Le prédicant se débrouillait si bien, que respectueusement entouré de ses persécuteurs de tout à l’heure, il absorbait d’excellent appétit les morceaux oubliés du pacochère et tout en faisant honneur au rôti, il avait entamé avec le chef un colloque animé dont les termes indiquaient une intimité au moins singulière. Pour une victime, le révérend paraissait exercer un singulier ascendant sur ses bourreaux.

Cette comédie burlesque était-elle le prologue d’une sanglante tragédie ?

IV

Droits de passage prélevés par les noirs sur les voyageurs. – Souvenir aux explorateurs français. – N’ayant pas de marchandises, les trois compagnons prétendent payer en provisions. – La famine chez les naturels. – Près des grands fauves du Continent Africain. – Une troupe d’éléphants. – Dangers de la chasse à l’éléphant. – Tué raide. – Situation terrible. – Sous les pieds du pachyderme. – L’émotion de Joseph se répercute sur son langage. – Les colosses blessés. – Alexandre sur son cheval pétrifié par la peur, est chargé par un éléphant.

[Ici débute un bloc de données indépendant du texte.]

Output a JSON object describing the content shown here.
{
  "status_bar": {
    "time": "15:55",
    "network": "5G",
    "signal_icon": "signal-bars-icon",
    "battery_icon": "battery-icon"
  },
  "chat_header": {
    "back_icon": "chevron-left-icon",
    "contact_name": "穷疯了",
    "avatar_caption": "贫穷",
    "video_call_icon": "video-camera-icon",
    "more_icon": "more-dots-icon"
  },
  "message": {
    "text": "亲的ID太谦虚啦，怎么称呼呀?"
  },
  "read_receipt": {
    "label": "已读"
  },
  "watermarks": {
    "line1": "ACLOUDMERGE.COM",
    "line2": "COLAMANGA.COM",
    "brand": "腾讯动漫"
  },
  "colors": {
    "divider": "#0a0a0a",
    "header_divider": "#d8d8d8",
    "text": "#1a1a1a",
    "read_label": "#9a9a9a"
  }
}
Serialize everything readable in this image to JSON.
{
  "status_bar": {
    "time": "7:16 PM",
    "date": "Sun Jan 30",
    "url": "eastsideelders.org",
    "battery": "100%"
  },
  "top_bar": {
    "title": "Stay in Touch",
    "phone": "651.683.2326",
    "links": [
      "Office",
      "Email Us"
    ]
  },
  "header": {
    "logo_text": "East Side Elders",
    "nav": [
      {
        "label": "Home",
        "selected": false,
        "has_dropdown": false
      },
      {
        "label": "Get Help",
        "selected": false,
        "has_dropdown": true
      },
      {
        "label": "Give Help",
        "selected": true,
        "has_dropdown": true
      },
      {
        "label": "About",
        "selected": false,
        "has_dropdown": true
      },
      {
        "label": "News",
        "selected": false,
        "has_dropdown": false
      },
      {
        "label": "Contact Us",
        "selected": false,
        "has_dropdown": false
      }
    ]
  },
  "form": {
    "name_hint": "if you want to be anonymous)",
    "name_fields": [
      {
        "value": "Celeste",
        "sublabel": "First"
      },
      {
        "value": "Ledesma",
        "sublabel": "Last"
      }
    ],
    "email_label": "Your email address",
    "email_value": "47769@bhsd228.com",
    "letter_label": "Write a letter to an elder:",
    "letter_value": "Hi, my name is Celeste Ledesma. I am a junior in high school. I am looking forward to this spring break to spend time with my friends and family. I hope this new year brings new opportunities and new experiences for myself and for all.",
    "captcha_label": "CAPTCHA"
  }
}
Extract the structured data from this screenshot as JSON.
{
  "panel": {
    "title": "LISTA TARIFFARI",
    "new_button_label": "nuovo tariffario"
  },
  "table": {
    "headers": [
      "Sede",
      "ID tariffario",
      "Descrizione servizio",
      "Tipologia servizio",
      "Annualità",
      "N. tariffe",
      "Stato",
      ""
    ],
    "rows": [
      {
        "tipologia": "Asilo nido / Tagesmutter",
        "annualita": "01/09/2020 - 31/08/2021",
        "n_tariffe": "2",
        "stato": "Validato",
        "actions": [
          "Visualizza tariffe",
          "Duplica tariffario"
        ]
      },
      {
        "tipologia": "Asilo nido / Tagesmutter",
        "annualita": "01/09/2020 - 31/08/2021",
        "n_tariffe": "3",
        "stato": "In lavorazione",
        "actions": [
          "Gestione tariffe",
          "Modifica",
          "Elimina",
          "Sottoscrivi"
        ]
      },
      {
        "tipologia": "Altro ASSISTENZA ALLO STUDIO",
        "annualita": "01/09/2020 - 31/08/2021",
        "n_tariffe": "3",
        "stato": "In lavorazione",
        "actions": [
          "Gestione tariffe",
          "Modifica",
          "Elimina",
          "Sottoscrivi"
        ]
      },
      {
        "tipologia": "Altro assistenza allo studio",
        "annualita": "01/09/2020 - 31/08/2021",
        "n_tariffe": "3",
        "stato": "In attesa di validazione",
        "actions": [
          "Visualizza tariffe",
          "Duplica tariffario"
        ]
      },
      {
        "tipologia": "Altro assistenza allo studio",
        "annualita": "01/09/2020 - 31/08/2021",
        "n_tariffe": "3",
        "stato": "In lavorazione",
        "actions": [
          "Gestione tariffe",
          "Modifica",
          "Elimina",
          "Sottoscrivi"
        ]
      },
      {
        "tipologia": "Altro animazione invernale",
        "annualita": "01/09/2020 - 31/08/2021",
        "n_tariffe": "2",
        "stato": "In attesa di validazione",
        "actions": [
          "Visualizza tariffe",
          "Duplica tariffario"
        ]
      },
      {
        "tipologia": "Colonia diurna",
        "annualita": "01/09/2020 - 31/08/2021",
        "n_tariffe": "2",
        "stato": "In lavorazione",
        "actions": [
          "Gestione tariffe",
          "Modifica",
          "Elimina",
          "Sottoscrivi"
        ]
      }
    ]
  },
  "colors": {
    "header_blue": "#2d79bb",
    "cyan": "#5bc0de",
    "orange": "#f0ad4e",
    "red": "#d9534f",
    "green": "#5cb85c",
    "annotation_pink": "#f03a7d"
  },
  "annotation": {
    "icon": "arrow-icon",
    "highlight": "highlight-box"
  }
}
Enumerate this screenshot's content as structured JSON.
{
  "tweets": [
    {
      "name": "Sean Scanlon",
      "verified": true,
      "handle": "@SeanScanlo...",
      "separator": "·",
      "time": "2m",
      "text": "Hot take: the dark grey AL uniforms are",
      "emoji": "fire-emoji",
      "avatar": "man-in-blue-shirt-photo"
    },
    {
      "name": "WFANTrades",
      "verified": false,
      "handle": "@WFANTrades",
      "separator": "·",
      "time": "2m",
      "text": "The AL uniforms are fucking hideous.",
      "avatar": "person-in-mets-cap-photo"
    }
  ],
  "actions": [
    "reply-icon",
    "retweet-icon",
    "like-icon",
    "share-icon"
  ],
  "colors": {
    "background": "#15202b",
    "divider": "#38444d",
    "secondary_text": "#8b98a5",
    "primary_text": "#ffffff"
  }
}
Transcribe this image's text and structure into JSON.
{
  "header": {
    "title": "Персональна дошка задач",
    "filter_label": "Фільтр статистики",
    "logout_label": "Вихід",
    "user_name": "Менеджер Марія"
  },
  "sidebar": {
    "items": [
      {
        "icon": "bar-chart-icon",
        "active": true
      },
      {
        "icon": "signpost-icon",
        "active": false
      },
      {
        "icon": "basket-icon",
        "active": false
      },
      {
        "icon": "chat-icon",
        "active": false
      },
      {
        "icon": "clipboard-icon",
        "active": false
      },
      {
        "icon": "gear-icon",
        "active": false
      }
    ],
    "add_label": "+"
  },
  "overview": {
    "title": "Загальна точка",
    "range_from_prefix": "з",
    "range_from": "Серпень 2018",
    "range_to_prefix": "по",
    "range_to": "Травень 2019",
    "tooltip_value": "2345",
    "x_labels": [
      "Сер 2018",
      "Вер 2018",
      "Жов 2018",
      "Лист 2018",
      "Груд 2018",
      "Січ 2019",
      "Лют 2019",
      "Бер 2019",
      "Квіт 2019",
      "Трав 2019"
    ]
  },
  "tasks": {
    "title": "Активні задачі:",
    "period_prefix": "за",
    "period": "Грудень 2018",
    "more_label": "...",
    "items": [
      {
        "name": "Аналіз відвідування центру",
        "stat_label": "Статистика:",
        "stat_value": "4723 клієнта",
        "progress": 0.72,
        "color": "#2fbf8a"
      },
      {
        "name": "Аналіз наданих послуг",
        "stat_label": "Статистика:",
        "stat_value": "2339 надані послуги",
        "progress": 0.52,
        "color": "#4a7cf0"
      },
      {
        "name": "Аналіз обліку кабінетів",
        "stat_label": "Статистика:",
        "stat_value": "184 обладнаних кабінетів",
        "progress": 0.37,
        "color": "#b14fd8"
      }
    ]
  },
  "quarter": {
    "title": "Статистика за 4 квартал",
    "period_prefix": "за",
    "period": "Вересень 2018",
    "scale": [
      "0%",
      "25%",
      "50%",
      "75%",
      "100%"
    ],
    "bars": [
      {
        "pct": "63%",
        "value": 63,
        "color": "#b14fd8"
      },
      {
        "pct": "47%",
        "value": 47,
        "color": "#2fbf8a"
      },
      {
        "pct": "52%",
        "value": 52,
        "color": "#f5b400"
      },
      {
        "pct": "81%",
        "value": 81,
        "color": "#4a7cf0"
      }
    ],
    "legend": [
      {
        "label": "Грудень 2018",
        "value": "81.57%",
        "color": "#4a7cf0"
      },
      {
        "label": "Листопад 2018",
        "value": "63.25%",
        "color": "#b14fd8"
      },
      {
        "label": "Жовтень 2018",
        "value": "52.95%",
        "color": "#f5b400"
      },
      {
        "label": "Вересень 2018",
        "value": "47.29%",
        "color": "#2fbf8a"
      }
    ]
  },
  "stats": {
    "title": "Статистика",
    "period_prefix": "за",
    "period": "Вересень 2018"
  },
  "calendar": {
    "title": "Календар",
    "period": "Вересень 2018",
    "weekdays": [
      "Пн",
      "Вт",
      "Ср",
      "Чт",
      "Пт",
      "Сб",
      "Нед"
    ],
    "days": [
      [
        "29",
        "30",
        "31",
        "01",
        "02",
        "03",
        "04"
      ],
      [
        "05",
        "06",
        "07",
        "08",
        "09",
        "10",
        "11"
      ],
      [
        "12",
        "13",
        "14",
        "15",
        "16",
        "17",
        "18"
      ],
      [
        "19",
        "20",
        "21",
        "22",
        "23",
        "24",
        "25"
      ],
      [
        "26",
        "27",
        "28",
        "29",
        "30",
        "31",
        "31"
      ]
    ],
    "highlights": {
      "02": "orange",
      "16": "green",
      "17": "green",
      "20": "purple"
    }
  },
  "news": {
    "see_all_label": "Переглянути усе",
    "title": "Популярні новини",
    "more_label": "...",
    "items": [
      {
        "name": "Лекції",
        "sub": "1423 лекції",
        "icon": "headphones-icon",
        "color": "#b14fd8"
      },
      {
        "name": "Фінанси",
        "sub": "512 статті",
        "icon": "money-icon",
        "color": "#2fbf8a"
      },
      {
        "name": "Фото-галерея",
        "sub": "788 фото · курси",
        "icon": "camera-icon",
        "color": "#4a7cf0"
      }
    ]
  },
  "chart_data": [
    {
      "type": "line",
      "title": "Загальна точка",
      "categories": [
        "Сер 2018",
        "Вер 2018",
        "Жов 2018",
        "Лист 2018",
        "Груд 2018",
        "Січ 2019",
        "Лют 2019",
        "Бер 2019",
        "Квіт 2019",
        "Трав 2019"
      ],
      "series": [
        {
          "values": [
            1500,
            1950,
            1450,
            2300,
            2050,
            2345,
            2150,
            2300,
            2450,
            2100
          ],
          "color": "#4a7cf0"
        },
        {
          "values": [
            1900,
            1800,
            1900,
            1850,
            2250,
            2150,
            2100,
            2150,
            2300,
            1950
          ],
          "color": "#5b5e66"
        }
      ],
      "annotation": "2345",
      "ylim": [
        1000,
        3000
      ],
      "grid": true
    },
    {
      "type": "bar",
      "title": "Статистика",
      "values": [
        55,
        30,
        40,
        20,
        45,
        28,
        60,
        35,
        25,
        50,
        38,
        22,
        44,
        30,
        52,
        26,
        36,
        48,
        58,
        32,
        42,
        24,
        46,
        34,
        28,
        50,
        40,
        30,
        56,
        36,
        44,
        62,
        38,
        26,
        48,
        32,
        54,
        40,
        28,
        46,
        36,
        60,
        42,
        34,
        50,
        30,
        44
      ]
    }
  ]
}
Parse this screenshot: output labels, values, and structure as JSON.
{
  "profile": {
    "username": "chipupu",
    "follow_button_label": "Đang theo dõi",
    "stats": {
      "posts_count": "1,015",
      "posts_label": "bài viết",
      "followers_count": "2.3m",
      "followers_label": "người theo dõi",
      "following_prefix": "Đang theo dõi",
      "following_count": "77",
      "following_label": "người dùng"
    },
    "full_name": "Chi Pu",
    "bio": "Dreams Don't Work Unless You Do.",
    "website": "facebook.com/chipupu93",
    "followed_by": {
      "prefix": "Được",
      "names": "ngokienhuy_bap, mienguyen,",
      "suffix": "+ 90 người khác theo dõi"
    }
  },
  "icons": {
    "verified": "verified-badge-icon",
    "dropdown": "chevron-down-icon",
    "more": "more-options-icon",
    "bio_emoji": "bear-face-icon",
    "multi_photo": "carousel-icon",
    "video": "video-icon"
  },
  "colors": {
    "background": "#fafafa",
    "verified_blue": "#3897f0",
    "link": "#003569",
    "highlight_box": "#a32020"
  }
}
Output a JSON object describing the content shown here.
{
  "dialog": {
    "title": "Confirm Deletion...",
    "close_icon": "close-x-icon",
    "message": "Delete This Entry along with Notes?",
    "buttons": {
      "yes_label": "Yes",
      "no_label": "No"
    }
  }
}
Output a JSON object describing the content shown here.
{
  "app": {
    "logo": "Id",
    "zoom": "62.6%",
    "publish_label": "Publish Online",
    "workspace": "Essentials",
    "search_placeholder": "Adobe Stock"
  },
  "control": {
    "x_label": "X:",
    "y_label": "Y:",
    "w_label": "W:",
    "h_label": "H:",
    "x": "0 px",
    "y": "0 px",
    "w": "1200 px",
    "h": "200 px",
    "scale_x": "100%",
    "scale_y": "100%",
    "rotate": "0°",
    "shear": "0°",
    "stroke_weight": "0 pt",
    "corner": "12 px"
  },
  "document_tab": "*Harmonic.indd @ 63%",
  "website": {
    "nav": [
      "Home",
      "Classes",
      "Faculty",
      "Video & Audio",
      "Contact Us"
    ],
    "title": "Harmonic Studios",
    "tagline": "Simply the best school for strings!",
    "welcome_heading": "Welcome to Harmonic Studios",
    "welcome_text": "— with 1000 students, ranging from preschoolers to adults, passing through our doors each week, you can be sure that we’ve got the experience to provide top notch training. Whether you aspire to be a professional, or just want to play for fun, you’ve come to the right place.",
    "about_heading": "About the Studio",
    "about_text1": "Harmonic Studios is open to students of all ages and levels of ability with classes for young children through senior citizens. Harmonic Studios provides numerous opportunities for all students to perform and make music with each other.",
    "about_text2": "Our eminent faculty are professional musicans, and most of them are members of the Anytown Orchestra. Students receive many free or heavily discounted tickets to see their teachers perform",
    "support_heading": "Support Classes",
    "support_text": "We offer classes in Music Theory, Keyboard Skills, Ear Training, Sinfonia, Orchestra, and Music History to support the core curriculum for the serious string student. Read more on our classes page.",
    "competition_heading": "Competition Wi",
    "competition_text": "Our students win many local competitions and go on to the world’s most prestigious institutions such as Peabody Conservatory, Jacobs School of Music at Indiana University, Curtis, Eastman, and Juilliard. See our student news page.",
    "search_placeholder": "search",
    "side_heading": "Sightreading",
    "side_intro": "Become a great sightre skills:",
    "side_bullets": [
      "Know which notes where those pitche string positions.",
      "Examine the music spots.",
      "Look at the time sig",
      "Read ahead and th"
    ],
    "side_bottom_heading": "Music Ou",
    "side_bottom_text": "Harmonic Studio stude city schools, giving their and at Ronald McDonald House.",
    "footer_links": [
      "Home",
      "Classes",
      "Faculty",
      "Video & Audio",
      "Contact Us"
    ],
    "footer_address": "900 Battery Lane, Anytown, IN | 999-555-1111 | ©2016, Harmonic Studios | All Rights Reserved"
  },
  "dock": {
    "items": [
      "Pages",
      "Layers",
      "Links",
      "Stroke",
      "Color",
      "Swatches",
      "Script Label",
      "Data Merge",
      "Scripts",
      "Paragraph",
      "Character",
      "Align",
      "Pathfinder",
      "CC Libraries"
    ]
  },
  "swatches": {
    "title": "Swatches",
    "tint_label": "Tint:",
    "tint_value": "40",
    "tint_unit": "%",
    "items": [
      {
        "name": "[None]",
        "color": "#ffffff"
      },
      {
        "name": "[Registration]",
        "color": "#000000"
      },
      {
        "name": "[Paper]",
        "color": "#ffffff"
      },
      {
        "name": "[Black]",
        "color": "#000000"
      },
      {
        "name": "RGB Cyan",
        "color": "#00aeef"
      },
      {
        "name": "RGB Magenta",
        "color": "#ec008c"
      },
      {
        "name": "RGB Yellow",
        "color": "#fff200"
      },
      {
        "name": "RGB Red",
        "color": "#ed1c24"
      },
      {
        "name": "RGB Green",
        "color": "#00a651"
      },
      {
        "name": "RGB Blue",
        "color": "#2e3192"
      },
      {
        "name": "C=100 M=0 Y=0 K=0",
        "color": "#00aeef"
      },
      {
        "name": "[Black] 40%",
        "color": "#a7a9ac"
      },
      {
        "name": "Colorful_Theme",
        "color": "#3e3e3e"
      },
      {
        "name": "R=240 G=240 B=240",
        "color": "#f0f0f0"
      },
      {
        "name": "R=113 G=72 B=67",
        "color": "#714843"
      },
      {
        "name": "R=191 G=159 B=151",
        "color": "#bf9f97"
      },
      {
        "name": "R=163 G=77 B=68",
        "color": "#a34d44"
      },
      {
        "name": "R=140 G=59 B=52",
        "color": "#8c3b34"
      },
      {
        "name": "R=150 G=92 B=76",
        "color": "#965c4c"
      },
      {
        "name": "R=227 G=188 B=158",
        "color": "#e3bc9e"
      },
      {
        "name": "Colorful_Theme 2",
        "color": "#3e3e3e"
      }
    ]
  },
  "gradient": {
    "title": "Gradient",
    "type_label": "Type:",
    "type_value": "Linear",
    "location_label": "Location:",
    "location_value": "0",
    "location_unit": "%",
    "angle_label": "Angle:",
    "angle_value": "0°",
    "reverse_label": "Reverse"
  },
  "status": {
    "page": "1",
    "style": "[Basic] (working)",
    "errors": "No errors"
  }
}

Pour qui connaît les difficultés que présente une expédition à travers les pays sauvages, le projet des trois compagnons doit paraître insensé. Non pas tant à cause du but poursuivi, consistant dans la découverte au moins aléatoire d’un trésor dont l’existence peut être reléguée au domaine de la chimère, que des obstacles presque insurmontables résultant de la nature du sol et de ses habitants. S’en aller gaiement, avec une insouciance toute française, à la conquête de gemmes enfouies en un point perdu au milieu de l’énorme continent, n’avoir pour guide que la boussole, pour point de repère qu’un plan informe grossièrement figuré sur un lambeau d’étoffe d’après les indications d’un sauvage ignorant, est une entreprise qui peut être féconde en résultats, bien que le but principal puisse et doive être inaccessible. C’est ainsi que les efforts des chercheurs de tous les temps et de tous les pays, concentrés sur un objectif chimérique, ont abouti aux plus mémorables découvertes. Mais encore, ces assoiffés d’inconnu, ces inventeurs de pierre philosophale, ces croyants à la légende d’Eldorado, ces découvreurs de Pôle Nord, étaient-ils pourvus, en général, des éléments indispensables à leurs travaux.